EDITORIAL – Quando roubam aposentados, levam mais que dinheiro: levam remédio, comida e vidas

GAZETA PERNAMBUCANA – Existem crimes que não entram pela janela, não arrombam portas e não apontam armas. Entram pelo sistema, pelo contrato, pela senha, pelo desconto automático e pela assinatura que muitos aposentados sequer compreendem. São crimes limpos na aparência, mas sujos na consequência. E quando atingem aposentados e pensionistas, não levam apenas dinheiro. Levam remédio, comida, paz e, muitas vezes, vidas.

O escândalo envolvendo descontos indevidos em benefícios do INSS precisa ser tratado pelo nome que merece no julgamento moral da sociedade: um ataque cruel contra pessoas vulneráveis. Tecnicamente, as investigações podem falar em fraude, corrupção, lavagem, organização criminosa ou irregularidades financeiras. Mas, para o aposentado que abriu a conta e encontrou menos dinheiro para comprar seus medicamentos, isso tem outro nome: roubo.

O Ministério Público Federal fez recomendações para garantir a devolução de recursos a aposentados e pensionistas no caso Banco Master. A CPMI do INSS também passou a investigar contratos e descontos relacionados ao banco. Segundo informações levadas ao Congresso, há suspeitas envolvendo milhares de contratos de crédito consignado e descontos não autorizados em benefícios previdenciários.

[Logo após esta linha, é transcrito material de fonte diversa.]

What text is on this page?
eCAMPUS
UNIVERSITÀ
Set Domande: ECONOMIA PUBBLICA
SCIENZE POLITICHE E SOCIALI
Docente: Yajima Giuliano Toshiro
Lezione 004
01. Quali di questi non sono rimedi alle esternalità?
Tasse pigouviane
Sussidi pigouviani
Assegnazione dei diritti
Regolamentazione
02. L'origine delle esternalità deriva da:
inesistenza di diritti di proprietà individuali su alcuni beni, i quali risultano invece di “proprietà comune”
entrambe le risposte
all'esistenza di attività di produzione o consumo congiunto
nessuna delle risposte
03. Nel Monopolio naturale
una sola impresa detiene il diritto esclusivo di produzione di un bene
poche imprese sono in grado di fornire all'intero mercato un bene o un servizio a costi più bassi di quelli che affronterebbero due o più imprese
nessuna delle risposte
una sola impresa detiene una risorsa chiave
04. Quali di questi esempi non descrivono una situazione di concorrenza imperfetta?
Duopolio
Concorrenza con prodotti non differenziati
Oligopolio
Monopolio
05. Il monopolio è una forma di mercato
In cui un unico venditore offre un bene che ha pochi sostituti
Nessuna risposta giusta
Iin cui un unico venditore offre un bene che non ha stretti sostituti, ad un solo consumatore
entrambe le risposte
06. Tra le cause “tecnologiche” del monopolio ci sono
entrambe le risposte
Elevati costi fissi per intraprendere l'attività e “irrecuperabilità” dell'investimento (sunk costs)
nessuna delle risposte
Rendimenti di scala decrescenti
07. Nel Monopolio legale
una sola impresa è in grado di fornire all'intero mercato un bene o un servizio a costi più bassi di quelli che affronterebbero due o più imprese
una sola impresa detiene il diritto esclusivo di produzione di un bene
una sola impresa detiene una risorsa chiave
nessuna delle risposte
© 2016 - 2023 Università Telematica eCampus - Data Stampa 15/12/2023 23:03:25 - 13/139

É preciso dizer com clareza: aposentadoria não é sobra. É sobrevivência. Aquele dinheiro, muitas vezes pequeno, sustenta a feira, a farmácia, o aluguel, a conta de luz e a ajuda ao neto desempregado. Quem mexe nesse recurso não ataca uma planilha; ataca a dignidade de uma vida inteira de trabalho.

No Brasil, o pobre que leva um pacote de arroz é chamado de ladrão antes mesmo da sentença. Já os poderosos que operam esquemas milionários costumam aparecer protegidos por palavras frias: “suspeitos”, “investigados”, “beneficiários”, “operadores”, “intermediários”. A lei exige cautela, e ela deve existir. Mas a moral pública exige coragem. E coragem é não suavizar a dor de quem foi lesado.

A Gazeta Pernambucana entende que toda investigação deve respeitar o devido processo legal. Ninguém deve ser condenado sem prova, defesa e julgamento. Mas também entende que o país não pode tratar o sofrimento dos aposentados como nota de rodapé. O dinheiro desviado ou descontado indevidamente de um idoso não é apenas um valor bancário. É um comprimido que deixou de ser comprado. É uma consulta adiada. É uma geladeira vazia. É uma noite de angústia.

Pernambuco conhece bem essa realidade. Do Recife ao Sertão, há milhares de idosos que vivem contando moedas, escolhendo entre remédio e comida, entre pagar uma conta ou comprar um botijão de gás. Para essa gente, qualquer desconto indevido é uma violência. Não sangra na hora, mas fere por dentro.

Por isso, é dever das autoridades apurar até o fim, identificar responsáveis, recuperar valores e punir quem usou a fragilidade dos aposentados como oportunidade de negócio. Não basta devolver parte do dinheiro. É preciso devolver confiança. Não basta abrir CPI. É preciso produzir consequência. Não basta indignar o país por alguns dias. É preciso impedir que o esquema se repita com outro nome, outro banco, outra associação ou outro operador.

Quando roubam aposentados, não roubam apenas do presente. Roubam o descanso de quem trabalhou a vida inteira. Roubam a segurança de quem já não tem força para recomeçar. Roubam o direito de envelhecer com dignidade.

E um país que permite isso sem reagir com firmeza perde mais do que dinheiro público. Perde humanidade.